Recently, much has been made of the carcinogenic possibilities arising from smoked products. It would have been instructive if this topic had also been covered.

Reginald Orsler CChem FRSC
Prince’s Risborough, UK

Boron doesn’t blast off

I was most interested to hear about the new green rocket fuel developed in China using borohydride-rich ionic liquids. It evoked memories of my boron hydride research under Norman Greenwood at Nottingham University, UK, in the early 1960s. 

Boron hydrides had been tested as rocket fuels because their heat of combustion was 50% higher than the corresponding weight of a hydrocarbon fuel. Theoretically, this considerably reduced the weight of fuel needed to have the same range as conventional rockets. However, it was soon realised that one of the two products of combustion was boron oxide, with a melting point of 450ºC, which formed a glassy deposit. 

Not only did the rocket’s thrust perform below expectations as the products were not all gases, but some of the boron oxide deposited on the edge of the exhaust and eventually blocked the thrust entirely.

I hope that the much lower concentration of boron in this new fuel won’t have the blockage problems of the previous rocket fuel experiments with boron hydrides.
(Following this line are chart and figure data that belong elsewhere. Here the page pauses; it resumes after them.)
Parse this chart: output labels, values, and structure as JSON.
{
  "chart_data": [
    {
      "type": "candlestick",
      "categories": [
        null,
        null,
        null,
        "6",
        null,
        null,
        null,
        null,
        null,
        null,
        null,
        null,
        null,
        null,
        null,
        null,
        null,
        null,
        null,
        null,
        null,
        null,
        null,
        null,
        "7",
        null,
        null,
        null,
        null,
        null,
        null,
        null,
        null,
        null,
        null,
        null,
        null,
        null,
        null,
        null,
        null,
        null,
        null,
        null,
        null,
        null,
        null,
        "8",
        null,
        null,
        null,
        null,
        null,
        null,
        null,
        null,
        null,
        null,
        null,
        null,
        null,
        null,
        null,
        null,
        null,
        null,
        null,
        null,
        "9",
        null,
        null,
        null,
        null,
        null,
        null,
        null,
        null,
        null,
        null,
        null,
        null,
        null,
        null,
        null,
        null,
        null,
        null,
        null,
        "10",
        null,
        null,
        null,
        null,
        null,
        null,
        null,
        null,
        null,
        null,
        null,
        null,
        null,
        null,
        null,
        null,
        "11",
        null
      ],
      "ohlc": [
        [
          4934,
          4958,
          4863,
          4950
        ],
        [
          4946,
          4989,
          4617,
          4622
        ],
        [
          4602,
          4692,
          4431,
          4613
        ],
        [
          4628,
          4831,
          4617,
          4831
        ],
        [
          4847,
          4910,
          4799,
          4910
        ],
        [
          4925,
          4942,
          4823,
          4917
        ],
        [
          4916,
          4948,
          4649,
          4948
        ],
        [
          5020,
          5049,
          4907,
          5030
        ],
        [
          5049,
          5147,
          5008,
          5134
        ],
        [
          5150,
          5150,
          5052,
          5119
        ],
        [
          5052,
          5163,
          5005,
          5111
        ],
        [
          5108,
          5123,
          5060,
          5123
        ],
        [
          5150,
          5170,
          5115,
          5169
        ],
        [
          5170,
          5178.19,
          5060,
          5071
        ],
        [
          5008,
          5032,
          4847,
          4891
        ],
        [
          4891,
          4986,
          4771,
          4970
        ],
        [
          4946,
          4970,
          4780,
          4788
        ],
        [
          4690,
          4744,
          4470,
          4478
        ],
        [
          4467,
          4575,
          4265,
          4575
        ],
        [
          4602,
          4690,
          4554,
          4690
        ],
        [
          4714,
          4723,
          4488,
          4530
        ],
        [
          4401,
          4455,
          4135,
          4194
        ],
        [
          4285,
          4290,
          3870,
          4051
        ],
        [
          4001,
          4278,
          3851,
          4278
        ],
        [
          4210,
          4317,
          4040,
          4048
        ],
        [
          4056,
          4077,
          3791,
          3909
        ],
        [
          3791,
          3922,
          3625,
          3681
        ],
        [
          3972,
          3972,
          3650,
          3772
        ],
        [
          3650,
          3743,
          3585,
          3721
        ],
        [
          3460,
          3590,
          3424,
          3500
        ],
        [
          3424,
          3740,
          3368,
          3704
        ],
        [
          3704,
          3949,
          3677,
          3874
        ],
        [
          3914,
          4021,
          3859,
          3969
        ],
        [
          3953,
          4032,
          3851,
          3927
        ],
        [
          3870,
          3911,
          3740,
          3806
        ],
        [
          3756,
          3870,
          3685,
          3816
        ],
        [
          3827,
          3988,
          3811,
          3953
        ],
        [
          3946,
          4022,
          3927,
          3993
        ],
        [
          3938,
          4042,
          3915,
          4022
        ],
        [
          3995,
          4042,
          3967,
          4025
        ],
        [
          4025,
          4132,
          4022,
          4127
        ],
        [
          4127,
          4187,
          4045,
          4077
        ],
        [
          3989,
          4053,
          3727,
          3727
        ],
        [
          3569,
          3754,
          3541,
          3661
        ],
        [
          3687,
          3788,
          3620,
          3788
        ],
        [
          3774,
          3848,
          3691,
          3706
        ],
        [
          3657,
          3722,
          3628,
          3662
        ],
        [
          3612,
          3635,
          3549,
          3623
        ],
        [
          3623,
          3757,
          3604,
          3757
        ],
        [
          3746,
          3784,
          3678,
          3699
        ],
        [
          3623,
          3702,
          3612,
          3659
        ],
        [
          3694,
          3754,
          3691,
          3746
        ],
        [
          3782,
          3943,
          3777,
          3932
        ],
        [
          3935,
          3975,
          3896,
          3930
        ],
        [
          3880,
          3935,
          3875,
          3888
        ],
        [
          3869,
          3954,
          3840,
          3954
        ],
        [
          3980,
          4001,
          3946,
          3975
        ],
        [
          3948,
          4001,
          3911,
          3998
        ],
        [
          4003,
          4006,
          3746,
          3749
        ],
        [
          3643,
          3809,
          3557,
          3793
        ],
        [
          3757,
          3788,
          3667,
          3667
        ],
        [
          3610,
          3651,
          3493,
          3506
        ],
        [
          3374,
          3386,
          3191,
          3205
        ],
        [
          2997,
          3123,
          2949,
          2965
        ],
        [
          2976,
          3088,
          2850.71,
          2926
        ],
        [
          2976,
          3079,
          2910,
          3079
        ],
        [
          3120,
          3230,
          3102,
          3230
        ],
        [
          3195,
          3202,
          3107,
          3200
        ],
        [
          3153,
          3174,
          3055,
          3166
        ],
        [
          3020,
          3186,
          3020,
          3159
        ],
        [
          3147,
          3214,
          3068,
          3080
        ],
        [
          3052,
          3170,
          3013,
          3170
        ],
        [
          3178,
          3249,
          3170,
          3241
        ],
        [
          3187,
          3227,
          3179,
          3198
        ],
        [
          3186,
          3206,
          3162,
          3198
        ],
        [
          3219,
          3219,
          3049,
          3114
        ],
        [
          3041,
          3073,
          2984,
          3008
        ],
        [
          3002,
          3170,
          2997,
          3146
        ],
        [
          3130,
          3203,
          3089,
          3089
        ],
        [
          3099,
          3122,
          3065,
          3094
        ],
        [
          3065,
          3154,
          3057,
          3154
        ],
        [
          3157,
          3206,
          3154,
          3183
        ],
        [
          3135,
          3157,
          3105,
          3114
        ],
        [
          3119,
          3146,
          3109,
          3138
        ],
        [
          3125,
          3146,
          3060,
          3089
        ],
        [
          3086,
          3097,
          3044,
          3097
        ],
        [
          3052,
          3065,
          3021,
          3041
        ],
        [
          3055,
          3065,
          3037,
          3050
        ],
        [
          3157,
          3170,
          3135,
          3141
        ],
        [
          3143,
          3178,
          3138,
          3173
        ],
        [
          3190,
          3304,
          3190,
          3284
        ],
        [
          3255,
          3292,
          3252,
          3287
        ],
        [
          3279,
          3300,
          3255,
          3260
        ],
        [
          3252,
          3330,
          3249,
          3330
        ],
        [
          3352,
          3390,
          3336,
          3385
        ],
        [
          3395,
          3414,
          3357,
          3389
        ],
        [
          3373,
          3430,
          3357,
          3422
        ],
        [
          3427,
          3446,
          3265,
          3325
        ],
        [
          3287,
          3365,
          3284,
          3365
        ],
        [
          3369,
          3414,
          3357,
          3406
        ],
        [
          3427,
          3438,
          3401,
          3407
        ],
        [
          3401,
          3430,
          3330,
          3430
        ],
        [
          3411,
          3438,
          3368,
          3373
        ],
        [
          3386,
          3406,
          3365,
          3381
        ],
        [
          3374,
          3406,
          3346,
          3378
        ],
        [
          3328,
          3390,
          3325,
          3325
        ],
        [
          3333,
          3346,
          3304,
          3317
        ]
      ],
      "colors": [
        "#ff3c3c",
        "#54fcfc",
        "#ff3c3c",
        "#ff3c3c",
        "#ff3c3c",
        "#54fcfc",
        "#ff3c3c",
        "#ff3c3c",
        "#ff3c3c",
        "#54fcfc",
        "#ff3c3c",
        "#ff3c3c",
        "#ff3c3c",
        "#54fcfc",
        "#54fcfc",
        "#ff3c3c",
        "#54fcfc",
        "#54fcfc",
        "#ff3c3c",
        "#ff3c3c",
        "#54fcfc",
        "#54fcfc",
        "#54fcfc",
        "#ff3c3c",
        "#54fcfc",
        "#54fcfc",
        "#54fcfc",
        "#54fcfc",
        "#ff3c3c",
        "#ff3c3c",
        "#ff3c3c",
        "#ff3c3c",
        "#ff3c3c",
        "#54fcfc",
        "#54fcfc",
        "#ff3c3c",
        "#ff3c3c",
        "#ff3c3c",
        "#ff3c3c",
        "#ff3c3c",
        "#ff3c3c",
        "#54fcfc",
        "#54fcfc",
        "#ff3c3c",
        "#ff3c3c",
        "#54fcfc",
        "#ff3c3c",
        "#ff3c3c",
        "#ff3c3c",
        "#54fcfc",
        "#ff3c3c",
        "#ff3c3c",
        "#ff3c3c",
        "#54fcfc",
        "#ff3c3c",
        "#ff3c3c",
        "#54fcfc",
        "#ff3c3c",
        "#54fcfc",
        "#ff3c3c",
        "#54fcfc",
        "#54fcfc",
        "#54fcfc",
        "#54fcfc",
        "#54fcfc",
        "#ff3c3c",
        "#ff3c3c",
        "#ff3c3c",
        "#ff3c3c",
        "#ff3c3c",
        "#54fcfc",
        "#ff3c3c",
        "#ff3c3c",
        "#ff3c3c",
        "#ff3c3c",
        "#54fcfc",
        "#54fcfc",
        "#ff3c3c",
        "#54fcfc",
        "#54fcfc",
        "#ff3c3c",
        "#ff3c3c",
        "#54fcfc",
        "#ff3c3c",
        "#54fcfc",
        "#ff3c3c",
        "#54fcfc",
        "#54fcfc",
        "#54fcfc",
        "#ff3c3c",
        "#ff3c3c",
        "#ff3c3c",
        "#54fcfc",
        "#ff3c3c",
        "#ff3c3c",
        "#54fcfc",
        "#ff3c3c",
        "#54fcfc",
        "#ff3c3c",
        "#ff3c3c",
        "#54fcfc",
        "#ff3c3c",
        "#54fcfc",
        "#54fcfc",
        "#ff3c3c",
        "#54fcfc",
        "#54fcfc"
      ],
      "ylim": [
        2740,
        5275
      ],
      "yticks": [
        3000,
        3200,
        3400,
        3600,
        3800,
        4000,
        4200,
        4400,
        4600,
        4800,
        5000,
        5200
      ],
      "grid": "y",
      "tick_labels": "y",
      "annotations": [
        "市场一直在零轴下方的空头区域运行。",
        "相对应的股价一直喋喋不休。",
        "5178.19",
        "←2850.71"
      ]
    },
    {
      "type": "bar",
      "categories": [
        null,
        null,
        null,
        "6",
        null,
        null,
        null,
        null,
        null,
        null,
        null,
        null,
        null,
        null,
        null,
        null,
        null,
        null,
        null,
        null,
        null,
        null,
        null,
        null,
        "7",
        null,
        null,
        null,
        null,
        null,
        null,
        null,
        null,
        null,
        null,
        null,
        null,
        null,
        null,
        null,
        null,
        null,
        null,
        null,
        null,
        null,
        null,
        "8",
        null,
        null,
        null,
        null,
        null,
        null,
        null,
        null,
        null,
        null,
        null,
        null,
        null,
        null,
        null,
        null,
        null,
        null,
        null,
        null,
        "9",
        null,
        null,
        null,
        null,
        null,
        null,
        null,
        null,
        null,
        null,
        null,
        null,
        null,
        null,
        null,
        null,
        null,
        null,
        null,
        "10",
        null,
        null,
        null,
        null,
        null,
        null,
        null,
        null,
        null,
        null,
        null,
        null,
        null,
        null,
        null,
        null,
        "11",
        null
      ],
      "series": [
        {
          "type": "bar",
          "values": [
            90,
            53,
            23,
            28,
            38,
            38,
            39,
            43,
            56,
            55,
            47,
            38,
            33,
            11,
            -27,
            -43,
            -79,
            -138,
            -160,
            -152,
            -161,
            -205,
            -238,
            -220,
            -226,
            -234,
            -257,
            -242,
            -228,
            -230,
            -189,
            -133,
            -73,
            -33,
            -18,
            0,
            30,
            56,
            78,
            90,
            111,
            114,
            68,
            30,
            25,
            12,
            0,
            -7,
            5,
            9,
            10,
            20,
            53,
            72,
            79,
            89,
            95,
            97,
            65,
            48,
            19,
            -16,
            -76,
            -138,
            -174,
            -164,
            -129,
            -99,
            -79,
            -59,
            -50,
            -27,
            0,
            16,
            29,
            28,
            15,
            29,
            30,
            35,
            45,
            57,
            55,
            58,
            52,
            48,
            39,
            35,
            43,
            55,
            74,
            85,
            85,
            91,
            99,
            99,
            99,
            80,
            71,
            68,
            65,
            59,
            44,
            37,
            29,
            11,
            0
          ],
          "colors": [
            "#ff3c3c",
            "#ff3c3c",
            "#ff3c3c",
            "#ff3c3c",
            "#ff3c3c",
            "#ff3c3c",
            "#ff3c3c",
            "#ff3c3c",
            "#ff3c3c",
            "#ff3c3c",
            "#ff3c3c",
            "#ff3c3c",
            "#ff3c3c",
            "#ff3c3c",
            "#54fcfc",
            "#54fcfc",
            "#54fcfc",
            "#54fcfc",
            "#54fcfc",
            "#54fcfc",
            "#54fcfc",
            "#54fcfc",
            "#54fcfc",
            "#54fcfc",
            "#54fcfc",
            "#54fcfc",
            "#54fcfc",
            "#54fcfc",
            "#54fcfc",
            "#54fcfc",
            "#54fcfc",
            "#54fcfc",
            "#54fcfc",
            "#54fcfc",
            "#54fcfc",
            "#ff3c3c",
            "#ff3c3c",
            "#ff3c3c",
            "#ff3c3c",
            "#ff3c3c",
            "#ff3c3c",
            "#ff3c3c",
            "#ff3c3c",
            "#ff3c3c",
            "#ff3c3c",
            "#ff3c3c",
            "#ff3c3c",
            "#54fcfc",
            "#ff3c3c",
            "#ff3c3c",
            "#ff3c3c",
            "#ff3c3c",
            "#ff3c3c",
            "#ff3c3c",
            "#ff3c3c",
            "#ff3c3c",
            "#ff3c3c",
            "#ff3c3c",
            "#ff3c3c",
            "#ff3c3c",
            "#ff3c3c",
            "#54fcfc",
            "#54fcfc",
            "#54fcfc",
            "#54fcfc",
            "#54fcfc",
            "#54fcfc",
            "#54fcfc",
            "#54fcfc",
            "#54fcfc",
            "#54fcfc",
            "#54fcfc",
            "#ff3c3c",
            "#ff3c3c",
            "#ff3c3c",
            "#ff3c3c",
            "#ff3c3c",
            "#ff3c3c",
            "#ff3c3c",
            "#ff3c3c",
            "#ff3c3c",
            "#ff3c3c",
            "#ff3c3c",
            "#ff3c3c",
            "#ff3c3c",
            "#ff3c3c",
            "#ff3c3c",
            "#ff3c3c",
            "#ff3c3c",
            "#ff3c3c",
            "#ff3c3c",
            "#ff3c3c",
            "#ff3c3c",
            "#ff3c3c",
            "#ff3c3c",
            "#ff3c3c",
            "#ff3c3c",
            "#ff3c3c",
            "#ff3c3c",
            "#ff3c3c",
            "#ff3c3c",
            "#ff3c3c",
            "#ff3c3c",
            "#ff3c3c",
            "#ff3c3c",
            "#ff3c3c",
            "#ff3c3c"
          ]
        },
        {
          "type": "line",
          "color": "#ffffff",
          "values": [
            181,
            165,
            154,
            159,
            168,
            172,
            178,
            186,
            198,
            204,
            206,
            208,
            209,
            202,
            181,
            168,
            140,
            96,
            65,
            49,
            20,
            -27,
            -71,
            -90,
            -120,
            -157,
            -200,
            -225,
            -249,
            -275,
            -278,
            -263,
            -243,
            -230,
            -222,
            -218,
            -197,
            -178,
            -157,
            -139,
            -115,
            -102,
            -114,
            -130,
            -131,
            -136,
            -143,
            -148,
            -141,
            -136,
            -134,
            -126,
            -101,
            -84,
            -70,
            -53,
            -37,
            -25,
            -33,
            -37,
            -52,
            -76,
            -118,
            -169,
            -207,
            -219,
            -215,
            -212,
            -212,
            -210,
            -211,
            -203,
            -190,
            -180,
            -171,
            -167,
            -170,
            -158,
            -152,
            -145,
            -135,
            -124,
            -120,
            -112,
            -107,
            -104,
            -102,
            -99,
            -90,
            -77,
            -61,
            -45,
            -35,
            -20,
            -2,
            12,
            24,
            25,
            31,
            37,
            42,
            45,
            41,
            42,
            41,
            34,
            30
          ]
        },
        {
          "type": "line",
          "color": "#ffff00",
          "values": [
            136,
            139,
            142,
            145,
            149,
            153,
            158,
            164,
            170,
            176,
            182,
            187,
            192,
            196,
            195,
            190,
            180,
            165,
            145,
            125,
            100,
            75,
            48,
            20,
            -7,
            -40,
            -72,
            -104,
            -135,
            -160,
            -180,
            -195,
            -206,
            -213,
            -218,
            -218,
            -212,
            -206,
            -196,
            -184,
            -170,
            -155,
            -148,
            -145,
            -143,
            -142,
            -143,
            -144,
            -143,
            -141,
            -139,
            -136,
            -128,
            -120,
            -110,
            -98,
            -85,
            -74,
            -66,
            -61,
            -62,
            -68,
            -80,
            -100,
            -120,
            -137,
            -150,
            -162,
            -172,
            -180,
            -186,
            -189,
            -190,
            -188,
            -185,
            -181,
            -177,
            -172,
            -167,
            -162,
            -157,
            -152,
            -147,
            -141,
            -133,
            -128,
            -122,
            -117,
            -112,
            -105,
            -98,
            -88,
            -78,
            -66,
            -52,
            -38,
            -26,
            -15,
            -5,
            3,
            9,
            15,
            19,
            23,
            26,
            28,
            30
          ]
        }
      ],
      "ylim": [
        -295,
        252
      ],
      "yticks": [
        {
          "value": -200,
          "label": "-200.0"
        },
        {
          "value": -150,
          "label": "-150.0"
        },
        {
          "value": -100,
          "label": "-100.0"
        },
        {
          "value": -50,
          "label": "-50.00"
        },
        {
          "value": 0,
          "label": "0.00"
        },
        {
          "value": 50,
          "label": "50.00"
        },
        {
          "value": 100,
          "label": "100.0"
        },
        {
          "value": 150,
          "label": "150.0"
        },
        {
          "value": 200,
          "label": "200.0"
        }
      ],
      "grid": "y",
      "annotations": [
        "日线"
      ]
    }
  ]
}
As the current researchers are finding, boron hydrides are hazardous compounds which can cause severe neurological problems, as well as showing instability in oxygen and water.

Paul Roebuck CChem FRSC
Nottingham, UK

Keeping your (reactor) cool

I was interested to read Wylfa Magnox, the UK’s oldest nuclear power plant and last to use gas-cooled reactors, has closed

While water-cooled designs have become common, gas-cooled and other non-water cooled reactors offer an important advantage: the higher outlet temperature of the coolant (heat transfer fluid) enables the production of steam with a higher temperature. The use of hotter steam in a turbine can greatly increase the efficiency of the plant.

In water-cooled designs, a series of precipitates (crud) can form on the fuel during normal use. The crud on boiling water reactor fuel is hematite (a-Fe2O3) and black spinel (MxFe3–xO4), while grey spinel (NixFe3–xO4) tends to form on pressurised water reactor fuel. The metals in the crud can become neutron-activated before migrating to other parts of the primary cooling loop. Here, the deposited radionuclides can increase worker dose during servicing. In a gas-cooled reactor this process, which causes radioactivity to migrate, does not exist. This could make servicing easier in a gas-cooled reactor.

One advantage water-cooled reactors have over the graphite designs is that the moderator can be changed with ease. One limitation on the life of a reactor is the neutron irradiation of the reactor’s pressure vessel; water-cooled reactors protect this with a layer of water. On the other hand, an important limiting factor for the graphite or gas reactors is the corrosion of graphite by CO2, which forms CO. As the core of a magnox plant is a series of interlocking graphite blocks it is not possible to change the moderator and thus extend the life of the reactor.

Mark Foreman CChem MRSC
Chalmers University of Technology, Sweden

Let’s dance

I enjoyed the news item on the ‘Dance your PhD’ competition, where chemists were using the medium of interpretive dance to describe their research. It is a shame there were only five entries in the chemistry category. 

Surely we could improve on that figure? Perhaps we could start by asking any PhD chemists we know to dance their work retrospectively, maybe during breaks or in the work canteen?